Leave No Child Inside

I've been thinking a lot about how to make sure my kid spends time rolling around in the dirt, since I'm living in an overpopulated concrete city. I just read the following quote in an article by Richard Louv in Orion:

Even without corroborating evidence or institutional help, many parents notice significant changes in their children’s stress levels and hyperactivity when they spend time outside. “My son is still on Ritalin, but he’s so much calmer in the outdoors that we’re seriously considering moving to the mountains,” one mother tells me. Could it simply be that he needs more physical activity? “No, he gets that, in sports,” she says. Similarly, the back page of an October issue of San Francisco magazine displays a vivid photograph of a small boy, eyes wide with excitement and joy, leaping and running on a great expanse of California beach, storm clouds and towering waves behind him. A short article explains that the boy was hyperactive, he had been kicked out of his school, and his parents had not known what to do with him—but they had observed how nature engaged and soothed him. So for years they took their son to beaches, forests, dunes, and rivers to let nature do its work.

The photograph was taken in 1907. The boy was Ansel Adams.

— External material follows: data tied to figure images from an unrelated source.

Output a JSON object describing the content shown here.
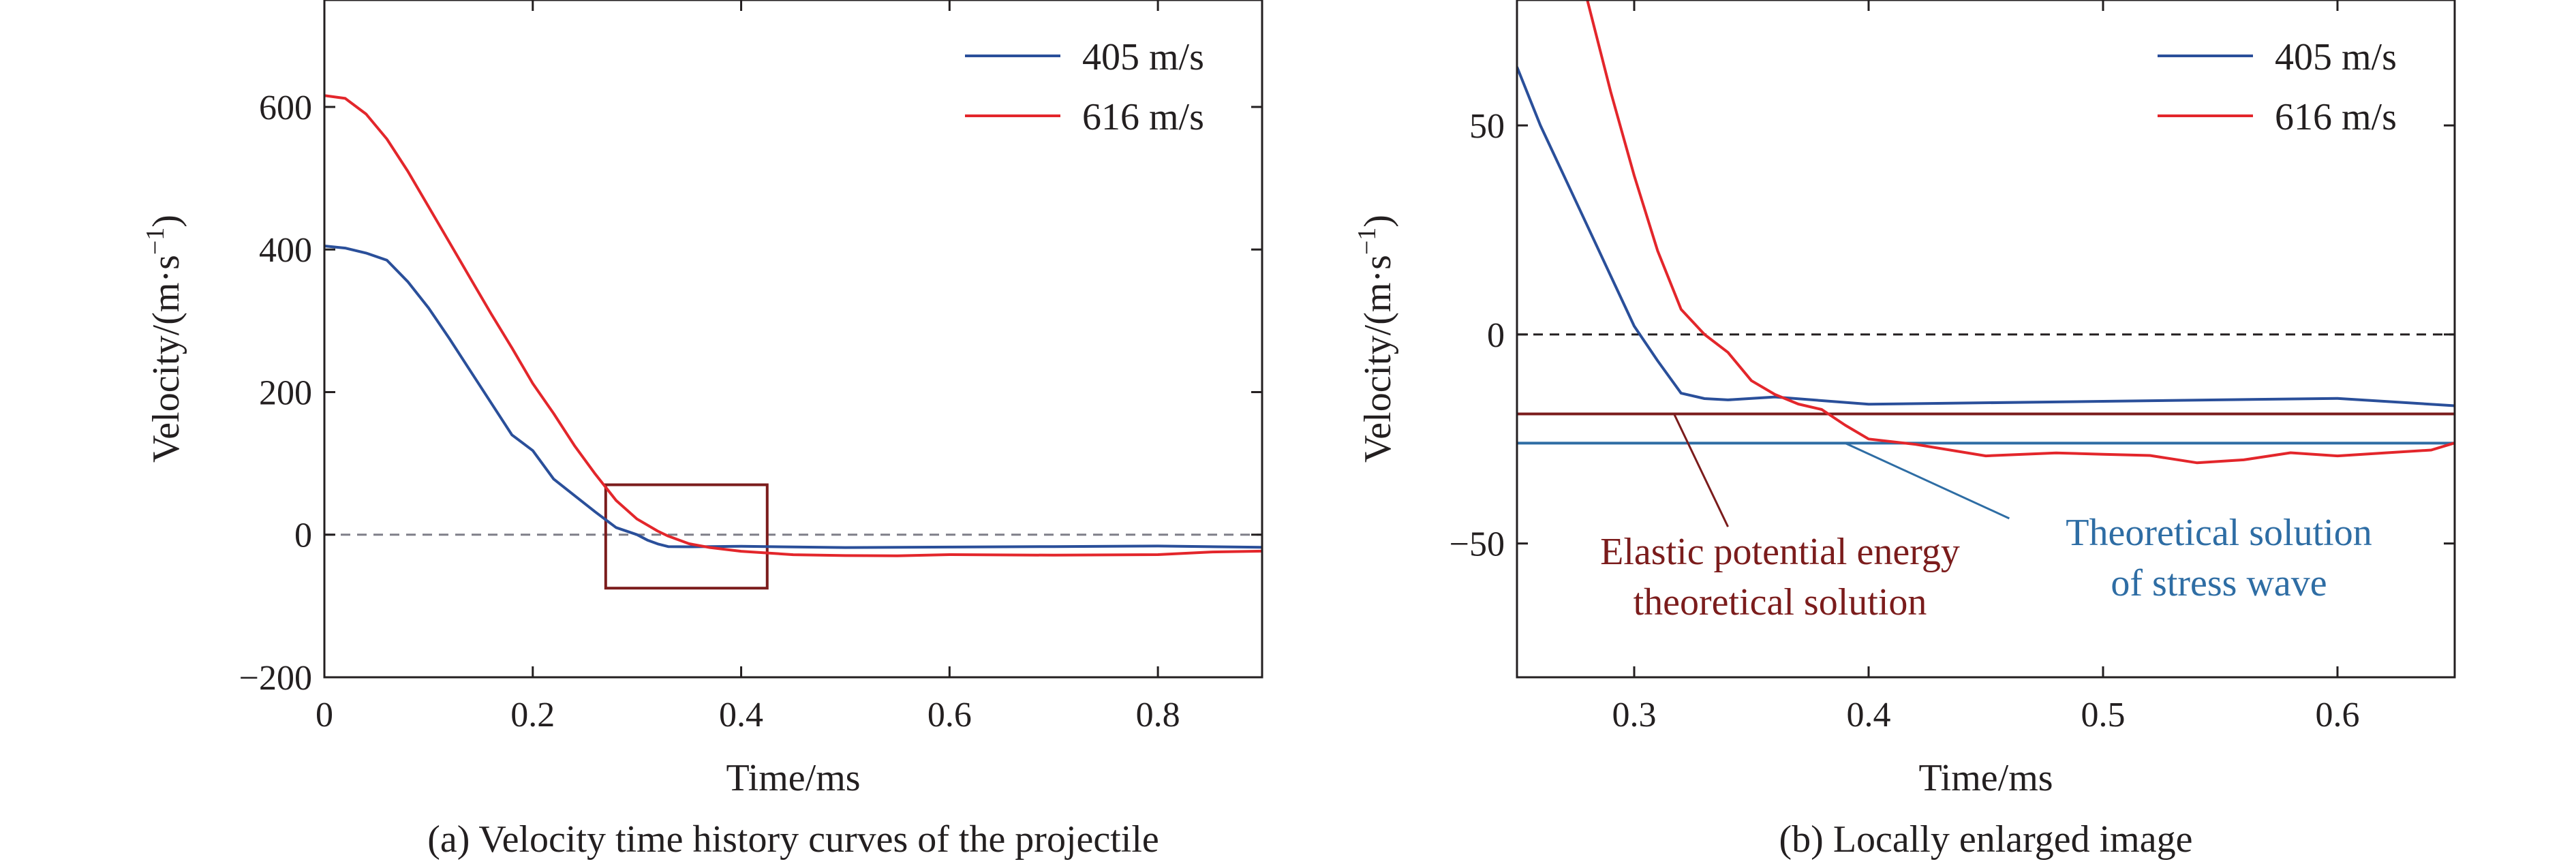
{
  "chart_data": [
    {
      "id": "a",
      "type": "line",
      "caption": "(a) Velocity time history curves of the projectile",
      "xlabel": "Time/ms",
      "ylabel": "Velocity/(m·s",
      "ylabel_sup": "−1",
      "ylabel_close": ")",
      "xlim": [
        0,
        0.9
      ],
      "ylim": [
        -200,
        750
      ],
      "xticks": [
        0,
        0.2,
        0.4,
        0.6,
        0.8
      ],
      "xtick_labels": [
        "0",
        "0.2",
        "0.4",
        "0.6",
        "0.8"
      ],
      "yticks": [
        -200,
        0,
        200,
        400,
        600
      ],
      "ytick_labels": [
        "−200",
        "0",
        "200",
        "400",
        "600"
      ],
      "legend_position": "top-right",
      "zero_line": {
        "y": 0,
        "style": "dashed",
        "color": "#7f7f88"
      },
      "zoom_box": {
        "x0": 0.27,
        "x1": 0.425,
        "y0": -75,
        "y1": 70,
        "color": "#7b1c1c"
      },
      "series": [
        {
          "name": "405 m/s",
          "color": "#2a4f9a",
          "x": [
            0,
            0.02,
            0.04,
            0.06,
            0.08,
            0.1,
            0.12,
            0.14,
            0.16,
            0.18,
            0.2,
            0.22,
            0.24,
            0.26,
            0.28,
            0.3,
            0.31,
            0.32,
            0.33,
            0.35,
            0.4,
            0.5,
            0.6,
            0.7,
            0.8,
            0.9
          ],
          "y": [
            405,
            402,
            395,
            385,
            355,
            318,
            275,
            230,
            185,
            140,
            118,
            78,
            55,
            32,
            10,
            0,
            -8,
            -14,
            -16,
            -17,
            -17,
            -17,
            -17,
            -17,
            -17,
            -17
          ]
        },
        {
          "name": "616 m/s",
          "color": "#e3262b",
          "x": [
            0,
            0.02,
            0.04,
            0.06,
            0.08,
            0.1,
            0.12,
            0.14,
            0.16,
            0.18,
            0.2,
            0.22,
            0.24,
            0.26,
            0.28,
            0.3,
            0.32,
            0.33,
            0.35,
            0.37,
            0.4,
            0.45,
            0.5,
            0.55,
            0.6,
            0.7,
            0.8,
            0.85,
            0.9
          ],
          "y": [
            616,
            612,
            590,
            555,
            510,
            460,
            410,
            360,
            310,
            262,
            212,
            170,
            125,
            85,
            48,
            22,
            5,
            -3,
            -12,
            -18,
            -24,
            -27,
            -29,
            -30,
            -29,
            -28,
            -28,
            -25,
            -22
          ]
        }
      ]
    },
    {
      "id": "b",
      "type": "line",
      "caption": "(b) Locally enlarged image",
      "xlabel": "Time/ms",
      "ylabel": "Velocity/(m·s",
      "ylabel_sup": "−1",
      "ylabel_close": ")",
      "xlim": [
        0.25,
        0.65
      ],
      "ylim": [
        -82,
        80
      ],
      "xticks": [
        0.3,
        0.4,
        0.5,
        0.6
      ],
      "xtick_labels": [
        "0.3",
        "0.4",
        "0.5",
        "0.6"
      ],
      "yticks": [
        -50,
        0,
        50
      ],
      "ytick_labels": [
        "−50",
        "0",
        "50"
      ],
      "legend_position": "top-right",
      "zero_line": {
        "y": 0,
        "style": "dashed",
        "color": "#231f20"
      },
      "reference_lines": [
        {
          "y": -19,
          "color": "#7b1c1c",
          "label_lines": [
            "Elastic potential energy",
            "theoretical solution"
          ],
          "arrow_from": [
            0.34,
            -46
          ],
          "arrow_to": [
            0.317,
            -19
          ]
        },
        {
          "y": -26,
          "color": "#2e6da4",
          "label_lines": [
            "Theoretical solution",
            "of stress wave"
          ],
          "arrow_from": [
            0.46,
            -44
          ],
          "arrow_to": [
            0.39,
            -26
          ]
        }
      ],
      "series": [
        {
          "name": "405 m/s",
          "color": "#2a4f9a",
          "x": [
            0.25,
            0.26,
            0.27,
            0.28,
            0.29,
            0.3,
            0.31,
            0.32,
            0.33,
            0.34,
            0.36,
            0.4,
            0.5,
            0.6,
            0.65
          ],
          "y": [
            64,
            50,
            38,
            26,
            14,
            2,
            -7,
            -13,
            -15,
            -16,
            -16,
            -16,
            -16,
            -16,
            -16
          ]
        },
        {
          "name": "616 m/s",
          "color": "#e3262b",
          "x": [
            0.28,
            0.29,
            0.3,
            0.31,
            0.32,
            0.33,
            0.34,
            0.35,
            0.36,
            0.37,
            0.38,
            0.39,
            0.4,
            0.42,
            0.45,
            0.48,
            0.5,
            0.52,
            0.54,
            0.56,
            0.58,
            0.6,
            0.62,
            0.64,
            0.65
          ],
          "y": [
            80,
            58,
            38,
            20,
            6,
            0,
            -5,
            -10,
            -14,
            -17,
            -19,
            -21,
            -25,
            -27,
            -28,
            -28,
            -29,
            -30,
            -30,
            -30,
            -29,
            -28,
            -28,
            -28,
            -27
          ]
        }
      ]
    }
  ]
}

Did you grow up when and where it was normal to play outside? Where was your secret or special spot? I had woods behind my house and a river that snaked through them that I spent time by. There was a big dead tree I would knock on as I went down to the water, and typically a flicker would stick its head out and look at me. Beside my house were rocks blown out of the way for the foundation, piled as high as the garage that I played on. Behind the neighbor's house in the woods the boulders were piled so that they made small caves. I wove basket like forts and made secret paths through cat briars. Down the street there was a pond with a second entrance no one used. If you sat on the concrete slab near a run off pipe (I hope it wasn't sewage) there was a big vine of Concord grapes. I had many spots, but these were those most frequented in my daily travels. Where were yours?